Thursday, May 16, 2013

Auditioning for Hale Center Theatre

Recently, Hale Center Theatre held auditions for the musical “Guys and Dolls.” I performed in this production when I was in high school. After I was cut from the high school basketball tryouts because of politics, I focused all of my attention in the performing arts. As a teenager I was a drama geek in all respects. I am not ashamed to admit it because I had a lot of fun because of it.

After high school, I did a few productions for various community theatres such as Riverton Arts Council, Draper Arts Council, and Draper Historic Theatre. Every one of those experiences were very interesting. The best way to describe my service to them would be just like the movie Waiting for Guffman. (Hopefully you are not offended by the “foul language” in it.)

Over a decade later, I decided to take one for the team and audition for Hale Center Theatre in Orem just so I can share my experience with you, my beloved followers. I had season tickets to Hale a few years ago and my overall impression of it after one season was that their performing quality was equivalent to what I endured watching community theatre...except that Hale has a budget to work with (thank you, Governor Huntsman) and they can afford better props, costumes and other spectacles that a community theatre with a starving budget the size of a ham sandwich does not have. I had to call and schedule an appointment to audition with their theatre receptionist which was foreign to me.
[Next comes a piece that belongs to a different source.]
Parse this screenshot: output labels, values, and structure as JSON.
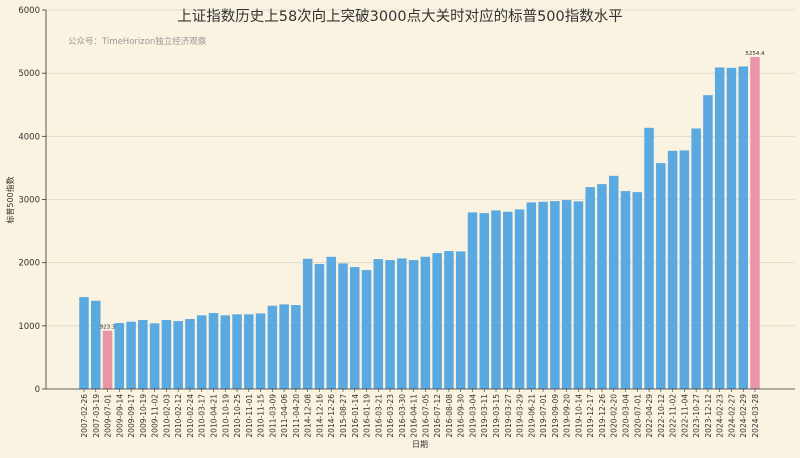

April 15, 2013 (Audition day) After being tipped off by a former Hale Center Theatre performer on what to bring to my audition I brought the following.
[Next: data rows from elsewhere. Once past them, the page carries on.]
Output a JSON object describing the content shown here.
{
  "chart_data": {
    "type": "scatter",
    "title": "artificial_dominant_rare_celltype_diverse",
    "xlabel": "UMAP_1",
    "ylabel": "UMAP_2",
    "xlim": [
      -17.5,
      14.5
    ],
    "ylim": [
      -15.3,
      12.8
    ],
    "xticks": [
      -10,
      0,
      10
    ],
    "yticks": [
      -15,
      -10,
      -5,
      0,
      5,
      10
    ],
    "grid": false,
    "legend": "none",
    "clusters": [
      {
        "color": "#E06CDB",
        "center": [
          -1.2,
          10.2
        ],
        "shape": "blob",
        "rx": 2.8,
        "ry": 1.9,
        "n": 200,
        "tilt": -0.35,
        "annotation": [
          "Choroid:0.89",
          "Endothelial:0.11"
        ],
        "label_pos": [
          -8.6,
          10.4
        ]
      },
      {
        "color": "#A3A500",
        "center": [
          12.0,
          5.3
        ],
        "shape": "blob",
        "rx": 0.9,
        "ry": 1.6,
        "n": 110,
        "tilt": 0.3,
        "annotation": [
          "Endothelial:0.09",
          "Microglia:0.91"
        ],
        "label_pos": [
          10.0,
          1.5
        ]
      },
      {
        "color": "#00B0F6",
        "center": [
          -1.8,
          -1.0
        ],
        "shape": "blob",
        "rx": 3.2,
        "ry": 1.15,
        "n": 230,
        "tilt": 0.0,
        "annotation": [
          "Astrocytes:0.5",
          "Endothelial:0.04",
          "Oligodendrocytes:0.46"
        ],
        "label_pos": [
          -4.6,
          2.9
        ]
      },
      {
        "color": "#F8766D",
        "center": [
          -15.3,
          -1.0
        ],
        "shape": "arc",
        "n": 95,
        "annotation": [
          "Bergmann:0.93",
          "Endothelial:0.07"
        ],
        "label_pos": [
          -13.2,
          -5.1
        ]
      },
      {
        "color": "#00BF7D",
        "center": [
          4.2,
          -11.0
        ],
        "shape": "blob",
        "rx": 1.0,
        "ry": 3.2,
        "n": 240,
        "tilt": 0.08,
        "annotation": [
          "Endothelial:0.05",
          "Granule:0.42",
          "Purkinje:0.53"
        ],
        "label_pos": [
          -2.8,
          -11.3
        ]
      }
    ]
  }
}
1.       An 8” x 10” glamour head shot of myself

My 8" x 10" glamour head shot
2.       A performance resume listing all past productions
3.       A prepared musical number of 16 bars of a piece similar to the musical but not from the musical
4.       Audition application

The difference between this and a community theatre production is that Hale actually pays the performers, which gives them some incentive to actually show up and put forth effort. According to the audition application you were paid either by being single cast (you perform every day) where you get paid $30 a show or double cast (you perform every other day) where you get paid $20 a show. You also apparently get paid 200-300 dollars for rehearsals so if you are commuting across the valley this severance would almost cover the cost of gas to get there.  Since you are being paid for the show they also want to know every obligation you have between applying and closing night. They had a calendar attached to every application and you had to mark all the days and times you would be unavailable. They encourage you to show up 15 minutes prior to your audition time to fill out the application and calendar. 
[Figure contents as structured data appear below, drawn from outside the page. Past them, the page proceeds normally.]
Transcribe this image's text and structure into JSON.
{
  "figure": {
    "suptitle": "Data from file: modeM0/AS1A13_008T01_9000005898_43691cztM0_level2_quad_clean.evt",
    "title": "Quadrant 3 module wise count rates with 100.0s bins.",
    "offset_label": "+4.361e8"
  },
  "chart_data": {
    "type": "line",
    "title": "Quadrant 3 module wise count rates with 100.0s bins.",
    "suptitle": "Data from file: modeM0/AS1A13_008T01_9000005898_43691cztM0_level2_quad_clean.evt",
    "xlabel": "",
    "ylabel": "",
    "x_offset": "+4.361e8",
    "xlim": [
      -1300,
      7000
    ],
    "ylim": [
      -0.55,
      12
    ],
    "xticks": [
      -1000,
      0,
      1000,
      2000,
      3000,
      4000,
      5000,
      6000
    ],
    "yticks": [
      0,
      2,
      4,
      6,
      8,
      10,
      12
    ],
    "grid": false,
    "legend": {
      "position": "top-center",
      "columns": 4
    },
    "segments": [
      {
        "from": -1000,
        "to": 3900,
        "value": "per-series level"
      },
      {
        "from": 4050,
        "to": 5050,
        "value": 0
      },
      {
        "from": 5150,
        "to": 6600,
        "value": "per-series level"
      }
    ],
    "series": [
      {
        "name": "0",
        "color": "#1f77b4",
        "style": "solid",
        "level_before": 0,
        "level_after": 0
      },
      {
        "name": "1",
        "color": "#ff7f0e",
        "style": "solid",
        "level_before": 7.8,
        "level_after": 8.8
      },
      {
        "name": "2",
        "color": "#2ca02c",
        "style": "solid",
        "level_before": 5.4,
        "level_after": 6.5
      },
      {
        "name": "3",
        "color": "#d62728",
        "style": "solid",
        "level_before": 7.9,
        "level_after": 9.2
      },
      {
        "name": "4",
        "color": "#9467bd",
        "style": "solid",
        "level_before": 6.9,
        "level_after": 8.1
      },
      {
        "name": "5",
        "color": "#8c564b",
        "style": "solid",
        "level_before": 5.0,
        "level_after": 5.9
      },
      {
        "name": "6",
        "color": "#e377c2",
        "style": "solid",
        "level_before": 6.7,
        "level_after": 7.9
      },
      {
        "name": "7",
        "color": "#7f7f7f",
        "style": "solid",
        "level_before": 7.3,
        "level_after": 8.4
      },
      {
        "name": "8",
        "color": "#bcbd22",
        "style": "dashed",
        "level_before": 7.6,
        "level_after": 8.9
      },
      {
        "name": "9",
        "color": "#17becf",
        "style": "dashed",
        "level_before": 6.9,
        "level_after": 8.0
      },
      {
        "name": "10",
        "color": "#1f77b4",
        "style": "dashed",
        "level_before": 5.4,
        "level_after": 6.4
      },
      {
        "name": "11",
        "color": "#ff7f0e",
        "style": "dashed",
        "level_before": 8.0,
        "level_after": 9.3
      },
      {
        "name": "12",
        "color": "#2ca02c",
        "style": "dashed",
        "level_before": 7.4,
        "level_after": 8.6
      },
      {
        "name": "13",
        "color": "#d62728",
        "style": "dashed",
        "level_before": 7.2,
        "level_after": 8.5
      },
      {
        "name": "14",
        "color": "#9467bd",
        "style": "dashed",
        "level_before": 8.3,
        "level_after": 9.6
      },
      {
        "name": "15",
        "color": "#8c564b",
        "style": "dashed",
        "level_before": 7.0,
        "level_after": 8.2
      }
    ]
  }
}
The actual audition: this was the best part. After I had filled out the audition application, the audition usher stapled my resume and glamor head shot to the back of the application and immediately whisked me in early to the room to audition in front of the production staff (apparently they were insanely ahead of schedule). Have you ever seen the Orem Hale Center Theatre building?  It’s ghetto! It looks like it’s ready to fall in on itself. To audition you had to enter through the back door leading to the basement. The actual room where we all auditioned was--get this--a walk-in costume closet! I kid you not! They led me in through a plywood closet door and there in the room, huddled snuggly around a card table, was the director and five of his production staff. Next to them was a nice little lady on a cheap looking Kawasaki keyboard who was supposed to accompany you in your musical number.  I gave my sheet music to the pianist. My piece was a the first 16 measures to “Seize the Day” from Newsies. Everyone said nothing, they just stared at me. I introduced myself and that I was a first time auditioner for Hale (which is probably what killed my chances) and I announced my piece. I performed my song with gusto and they said nothing. I asked is that it? The director said, "Yes, thank you. You can leave now." I heard someone comment as I left, “He has a high range.” The application specifically said to not contact them after the audition and that they will contact you if they need you. I was never called back and frankly, I’m glad. That would be a lot of work for the whole summer.

What is your opinion about Hale Center Theatre in Orem? Do you think its ghetto?


  1. Yes, the HTC is completely ghetto! Every time I go there, I can't help but think that I would die if there were ever a fire inside that building: too many old people and too few exits!

  2. I didn't know they got paid - interesting... At least this experience gave you something to blog about eh?